Ele afirma, ainda, que há possibilidade de que a tartaruga retorne para mais desovas, podendo deixar até 300 ovos na costa gaúcha. Com auxílio de guarda-vidas e da Secretaria Municipal de Meio Ambiente de Arroio do Sal, o Ceclimar intensificou o monitoramento em relação à desova e pede a colaboração da comunidade para informar sobre qualquer marca de rastro identificada nas faixas de areia (que costumam ser lisas no meio, com aparência de marcas de pneus nas laterais). Informações podem ser repassadas pelo telefone: (51) 99625-3179.
Isolamento para proteção
Equipes da prefeitura sinalizaram temporariamente o local onde os ninhos foram detectados.
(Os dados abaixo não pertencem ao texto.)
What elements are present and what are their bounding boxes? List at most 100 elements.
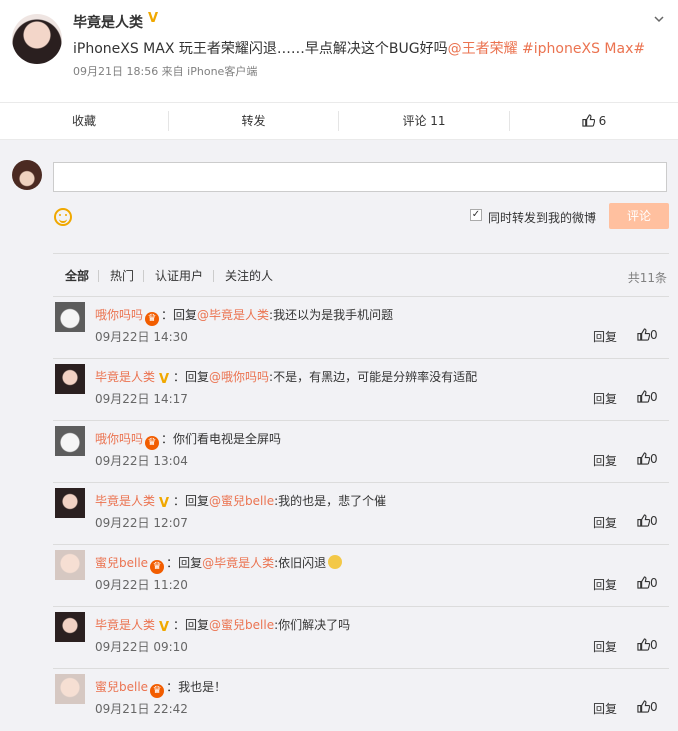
reply-button[interactable]: 回复 bbox=[593, 638, 617, 655]
thumbs-up-icon bbox=[637, 328, 651, 341]
comment-time: 09月22日 14:17 bbox=[95, 392, 188, 406]
commenter-name[interactable]: 哦你吗吗 bbox=[95, 432, 143, 446]
comment-like-button[interactable]: 0 bbox=[637, 328, 658, 342]
comment-like-button[interactable]: 0 bbox=[637, 638, 658, 652]
comment-item: 蜜兒belle ♛ ：我也是！ 09月21日 22:42 回复 0 bbox=[53, 669, 669, 731]
commenter-name[interactable]: 毕竟是人类 bbox=[95, 618, 155, 632]
reply-button[interactable]: 回复 bbox=[593, 390, 617, 407]
comment-prefix: ：回复 bbox=[173, 494, 210, 508]
commenter-name[interactable]: 毕竟是人类 bbox=[95, 370, 155, 384]
comment-mention[interactable]: @毕竟是人类 bbox=[197, 308, 269, 322]
comment-prefix: ：回复 bbox=[173, 618, 210, 632]
commenter-avatar[interactable] bbox=[55, 550, 85, 580]
comment-item: 蜜兒belle ♛ ：回复@毕竟是人类:依旧闪退 09月22日 11:20 回复 0 bbox=[53, 545, 669, 607]
favorite-button[interactable]: 收藏 bbox=[0, 103, 168, 139]
comment-line: 哦你吗吗 ♛ ：你们看电视是全屏吗 bbox=[95, 430, 281, 450]
tab-hot[interactable]: 热门 bbox=[110, 269, 134, 283]
comment-mention[interactable]: @蜜兒belle bbox=[209, 618, 274, 632]
comment-time: 09月21日 22:42 bbox=[95, 702, 188, 716]
weibo-post: 毕竟是人类 V iPhoneXS MAX 玩王者荣耀闪退……早点解决这个BUG好… bbox=[0, 0, 678, 102]
post-author-name[interactable]: 毕竟是人类 bbox=[73, 12, 143, 32]
like-button[interactable]: 6 bbox=[510, 103, 678, 139]
chevron-down-icon[interactable] bbox=[654, 14, 664, 24]
comment-item: 毕竟是人类 V ：回复@蜜兒belle:你们解决了吗 09月22日 09:10 回复… bbox=[53, 607, 669, 669]
submit-comment-button[interactable]: 评论 bbox=[609, 203, 669, 229]
member-crown-icon: ♛ bbox=[150, 684, 165, 698]
commenter-avatar[interactable] bbox=[55, 364, 85, 394]
comment-total: 共11条 bbox=[627, 271, 667, 285]
comment-like-count: 0 bbox=[650, 514, 658, 528]
tab-verified[interactable]: 认证用户 bbox=[155, 269, 203, 283]
comment-mention[interactable]: @哦你吗吗 bbox=[209, 370, 269, 384]
divider bbox=[213, 270, 214, 282]
commenter-name[interactable]: 哦你吗吗 bbox=[95, 308, 143, 322]
comment-item: 毕竟是人类 V ：回复@哦你吗吗:不是，有黑边，可能是分辨率没有适配 09月22日 … bbox=[53, 359, 669, 421]
crying-emoji-icon bbox=[328, 555, 343, 569]
comment-item: 哦你吗吗 ♛ ：你们看电视是全屏吗 09月22日 13:04 回复 0 bbox=[53, 421, 669, 483]
reply-button[interactable]: 回复 bbox=[593, 576, 617, 593]
comment-text: 你们看电视是全屏吗 bbox=[173, 432, 282, 446]
thumbs-up-icon bbox=[637, 514, 651, 527]
comment-text: :我的也是，悲了个催 bbox=[274, 494, 387, 508]
post-text: iPhoneXS MAX 玩王者荣耀闪退……早点解决这个BUG好吗@王者荣耀 #… bbox=[73, 38, 645, 58]
reply-button[interactable]: 回复 bbox=[593, 700, 617, 717]
thumbs-up-icon bbox=[637, 390, 651, 403]
comment-time: 09月22日 12:07 bbox=[95, 516, 188, 530]
comment-like-button[interactable]: 0 bbox=[637, 514, 658, 528]
commenter-avatar[interactable] bbox=[55, 302, 85, 332]
comment-mention[interactable]: @毕竟是人类 bbox=[202, 556, 274, 570]
post-author-avatar[interactable] bbox=[12, 14, 62, 64]
commenter-avatar[interactable] bbox=[55, 488, 85, 518]
divider bbox=[98, 270, 99, 282]
thumbs-up-icon bbox=[637, 452, 651, 465]
reply-button[interactable]: 回复 bbox=[593, 452, 617, 469]
forward-button[interactable]: 转发 bbox=[169, 103, 338, 139]
commenter-name[interactable]: 毕竟是人类 bbox=[95, 494, 155, 508]
comment-like-count: 0 bbox=[650, 576, 658, 590]
comment-like-button[interactable]: 0 bbox=[637, 452, 658, 466]
comment-text: :你们解决了吗 bbox=[274, 618, 351, 632]
emoji-icon[interactable] bbox=[54, 208, 72, 226]
my-avatar bbox=[12, 160, 42, 190]
comment-time: 09月22日 13:04 bbox=[95, 454, 188, 468]
comment-text: :依旧闪退 bbox=[274, 556, 327, 570]
verified-v-icon: V bbox=[148, 11, 159, 26]
commenter-name[interactable]: 蜜兒belle bbox=[95, 680, 148, 694]
comment-text: 我也是！ bbox=[178, 680, 227, 694]
reply-button[interactable]: 回复 bbox=[593, 328, 617, 345]
commenter-avatar[interactable] bbox=[55, 674, 85, 704]
commenter-avatar[interactable] bbox=[55, 612, 85, 642]
like-count: 6 bbox=[598, 114, 607, 128]
verified-v-icon: V bbox=[158, 372, 170, 387]
comment-line: 毕竟是人类 V ：回复@蜜兒belle:我的也是，悲了个催 bbox=[95, 492, 386, 511]
comment-like-button[interactable]: 0 bbox=[637, 700, 658, 714]
tab-followed[interactable]: 关注的人 bbox=[225, 269, 273, 283]
forward-checkbox-label[interactable]: 同时转发到我的微博 bbox=[488, 209, 596, 226]
verified-v-icon: V bbox=[158, 620, 170, 635]
comment-line: 哦你吗吗 ♛ ：回复@毕竟是人类:我还以为是我手机问题 bbox=[95, 306, 393, 326]
post-mention-link[interactable]: @王者荣耀 bbox=[448, 41, 518, 57]
comment-mention[interactable]: @蜜兒belle bbox=[209, 494, 274, 508]
comment-filter-tabs: 全部 热门 认证用户 关注的人 共11条 bbox=[53, 253, 669, 297]
post-topic-link[interactable]: #iphoneXS Max# bbox=[522, 41, 645, 57]
comment-line: 毕竟是人类 V ：回复@蜜兒belle:你们解决了吗 bbox=[95, 616, 350, 635]
thumbs-up-icon bbox=[582, 114, 595, 127]
comment-item: 哦你吗吗 ♛ ：回复@毕竟是人类:我还以为是我手机问题 09月22日 14:30 回… bbox=[53, 297, 669, 359]
reply-button[interactable]: 回复 bbox=[593, 514, 617, 531]
commenter-name[interactable]: 蜜兒belle bbox=[95, 556, 148, 570]
member-crown-icon: ♛ bbox=[145, 436, 160, 450]
comment-like-count: 0 bbox=[650, 452, 658, 466]
forward-checkbox[interactable]: ✓ bbox=[470, 209, 482, 221]
commenter-avatar[interactable] bbox=[55, 426, 85, 456]
comment-input[interactable] bbox=[53, 162, 667, 192]
member-crown-icon: ♛ bbox=[150, 560, 165, 574]
comment-like-button[interactable]: 0 bbox=[637, 576, 658, 590]
post-action-bar: 收藏 转发 评论 11 6 bbox=[0, 102, 678, 140]
comment-button[interactable]: 评论 11 bbox=[339, 103, 509, 139]
comment-prefix: ：回复 bbox=[166, 556, 203, 570]
comment-like-button[interactable]: 0 bbox=[637, 390, 658, 404]
comment-like-count: 0 bbox=[650, 638, 658, 652]
tab-all[interactable]: 全部 bbox=[65, 269, 89, 283]
comment-text: :不是，有黑边，可能是分辨率没有适配 bbox=[269, 370, 478, 384]
comment-text: :我还以为是我手机问题 bbox=[269, 308, 394, 322]
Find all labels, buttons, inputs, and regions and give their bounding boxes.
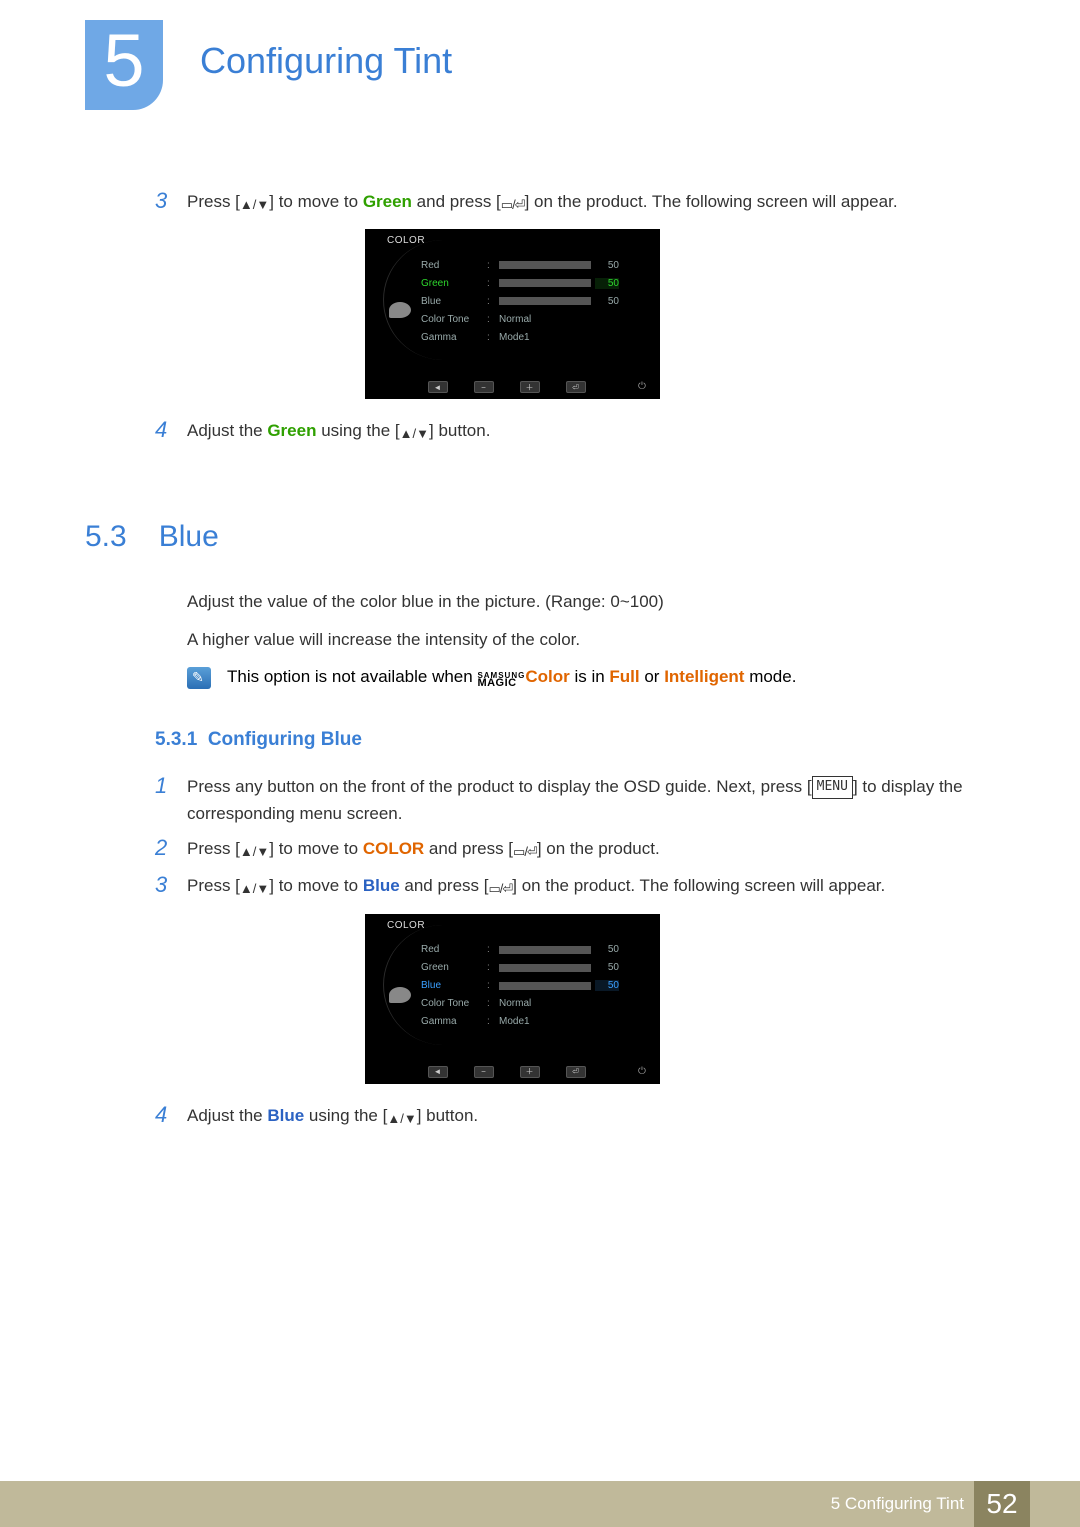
section-number: 5.3 [85, 520, 127, 554]
blue-step-4: 4 Adjust the Blue using the [] button. [155, 1102, 975, 1131]
step-number: 1 [155, 773, 187, 799]
osd-row-red: Red : 50 [421, 256, 642, 274]
osd-row-blue: Blue : 50 [421, 977, 642, 995]
osd-nav-minus-icon: − [474, 1066, 494, 1078]
step-text: Adjust the Blue using the [] button. [187, 1102, 975, 1131]
menu-key: MENU [812, 776, 853, 799]
osd-icon-column [387, 941, 421, 1031]
osd-row-green: Green : 50 [421, 274, 642, 292]
blue-step-2: 2 Press [] to move to COLOR and press []… [155, 835, 975, 864]
footer-chapter-label: 5 Configuring Tint [831, 1494, 964, 1514]
enter-icon [513, 841, 537, 860]
osd-row-colortone: Color Tone : Normal [421, 995, 642, 1013]
power-icon: ⏻ [636, 1066, 648, 1078]
step-number: 3 [155, 188, 187, 214]
green-step-4: 4 Adjust the Green using the [] button. [155, 417, 975, 446]
step-number: 2 [155, 835, 187, 861]
power-icon: ⏻ [636, 381, 648, 393]
osd-row-gamma: Gamma : Mode1 [421, 328, 642, 346]
step-number: 4 [155, 1102, 187, 1128]
osd-arc-decoration [383, 925, 443, 1045]
osd-row-blue: Blue : 50 [421, 292, 642, 310]
osd-row-red: Red : 50 [421, 941, 642, 959]
osd-rows: Red : 50 Green : 50 Blue : [421, 941, 642, 1031]
osd-nav-back-icon: ◄ [428, 381, 448, 393]
section-title: Blue [159, 520, 219, 554]
up-down-icon [240, 194, 269, 213]
osd-title: COLOR [365, 229, 660, 250]
color-keyword: COLOR [363, 839, 424, 858]
step-number: 3 [155, 872, 187, 898]
enter-icon [501, 194, 525, 213]
osd-nav-bar: ◄ − ＋ ⏎ [365, 381, 660, 393]
page-number: 52 [974, 1481, 1030, 1527]
osd-row-gamma: Gamma : Mode1 [421, 1013, 642, 1031]
step-number: 4 [155, 417, 187, 443]
green-keyword: Green [267, 421, 316, 440]
blue-step-1: 1 Press any button on the front of the p… [155, 773, 975, 827]
osd-rows: Red : 50 Green : 50 Blue : [421, 256, 642, 346]
chapter-title: Configuring Tint [200, 40, 452, 82]
blue-keyword: Blue [267, 1106, 304, 1125]
samsung-magic-logo: SAMSUNGMAGIC [477, 672, 525, 689]
up-down-icon [387, 1108, 416, 1127]
content-area: 3 Press [] to move to Green and press []… [155, 180, 975, 1139]
section-heading: 5.3 Blue [85, 520, 975, 554]
body-text: A higher value will increase the intensi… [187, 626, 975, 653]
enter-icon [488, 878, 512, 897]
subsection-heading: 5.3.1 Configuring Blue [155, 729, 975, 751]
green-step-3: 3 Press [] to move to Green and press []… [155, 188, 975, 217]
osd-row-colortone: Color Tone : Normal [421, 310, 642, 328]
blue-step-3: 3 Press [] to move to Blue and press [] … [155, 872, 975, 901]
osd-nav-plus-icon: ＋ [520, 381, 540, 393]
up-down-icon [240, 878, 269, 897]
osd-screenshot-green: COLOR Red : 50 Green : [365, 229, 660, 399]
page-footer: 5 Configuring Tint 52 [0, 1481, 1080, 1527]
osd-arc-decoration [383, 240, 443, 360]
osd-nav-enter-icon: ⏎ [566, 1066, 586, 1078]
step-text: Press any button on the front of the pro… [187, 773, 975, 827]
osd-nav-back-icon: ◄ [428, 1066, 448, 1078]
note-row: This option is not available when SAMSUN… [187, 667, 975, 689]
osd-row-green: Green : 50 [421, 959, 642, 977]
osd-nav-minus-icon: − [474, 381, 494, 393]
chapter-number: 5 [85, 20, 163, 102]
step-text: Press [] to move to Blue and press [] on… [187, 872, 975, 901]
osd-screenshot-blue: COLOR Red : 50 Green : [365, 914, 660, 1084]
up-down-icon [240, 841, 269, 860]
chapter-tab: 5 [85, 20, 163, 110]
osd-icon-column [387, 256, 421, 346]
osd-nav-bar: ◄ − ＋ ⏎ [365, 1066, 660, 1078]
manual-page: 5 Configuring Tint 3 Press [] to move to… [0, 0, 1080, 1527]
green-keyword: Green [363, 192, 412, 211]
note-icon [187, 667, 211, 689]
note-text: This option is not available when SAMSUN… [227, 667, 796, 689]
osd-nav-plus-icon: ＋ [520, 1066, 540, 1078]
osd-title: COLOR [365, 914, 660, 935]
osd-nav-enter-icon: ⏎ [566, 381, 586, 393]
step-text: Press [] to move to Green and press [] o… [187, 188, 975, 217]
step-text: Adjust the Green using the [] button. [187, 417, 975, 446]
body-text: Adjust the value of the color blue in th… [187, 588, 975, 615]
up-down-icon [400, 423, 429, 442]
blue-keyword: Blue [363, 876, 400, 895]
step-text: Press [] to move to COLOR and press [] o… [187, 835, 975, 864]
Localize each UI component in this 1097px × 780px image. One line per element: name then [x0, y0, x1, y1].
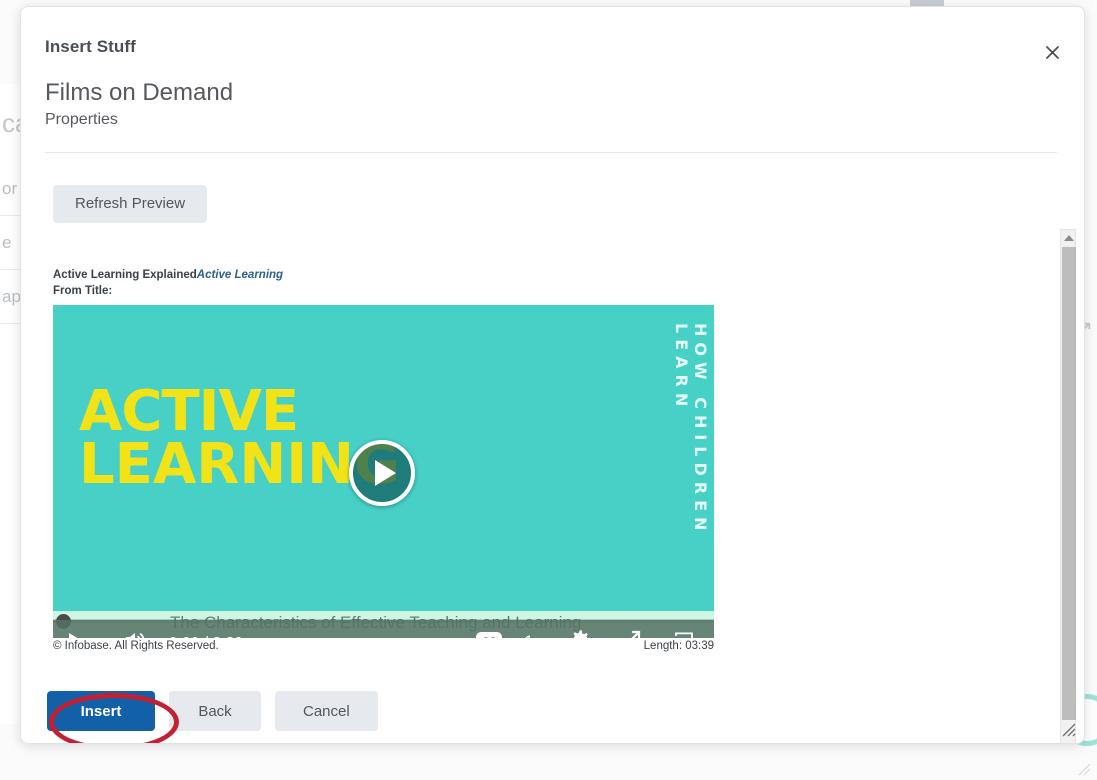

De acordo com o secretário municipal de Meio Ambiente, Luiz Carlos Schmitt, um isolamento permanente adequado está sendo providenciado e todas as medidas necessárias serão tomadas para preservação do local.
— Uma das nossas maiores preocupações agora é a preservação já que as pessoas ou mesmo alguns animais podem acabar mexendo. Pedimos para que os moradores e veranistas evitem se aproximar — destaca o secretário.
Primeiros momentos foram vistos por professor de Bento Gonçalves
Por volta de 23h de segunda-feira (11), o professor de Biologia e ativista ambiental Willian Lando Czeikoski, de Bento Gonçalves, caminhava pela beira-mar de Arroio do Sal com um primo e a namorada dele, quando escutou um barulho. Ao procurar a origem daquele som, deparou-se com uma tartaruga-de-couro, que media 1,30 a 1,50 metro, e dava início ao seu processo de desova.
— Ela estava cavando o primeiro buraco que, segundo especialistas, é feito pra despistar predadores. Ficamos acompanhando e registrei a movimentação, quando ela começou a cavar o terceiro, saímos para que ela concluísse com tranquilidade — afirma o professor, que tinha conhecimento do quanto a interferência humana ou qualquer outro tipo de estresse poderia ser prejudicial à tartaruga.
Czeikoski é professor no Colégio Mutirão e preside a Associação Ativista Ecológica em Bento Gonçalves. Nas férias, tradicionalmente veraneia com a família em Arroio do Sal e, neste ano, em função da pandemia, tem optado por horários de menos movimento para circular, o que ocasionou o encontro com a espécie marinha.
— Ter a chance de presenciar uma desova é uma loteria. Digo que foi sorte minha, emoção minha, mas da tartaruga também, porque se estressado, o animal pode não desovar —complementa.
Foi ele quem acionou os órgãos ambientais responsáveis e também fez questão de participar do mapeamento, no dia seguinte, colaborando com a indicação dos locais onde o animal teria enterrado os ovos. O professor, que vai ficar até final do mês na cidade litorânea, período no qual pretende seguir acompanhando e auxiliando no que for necessário.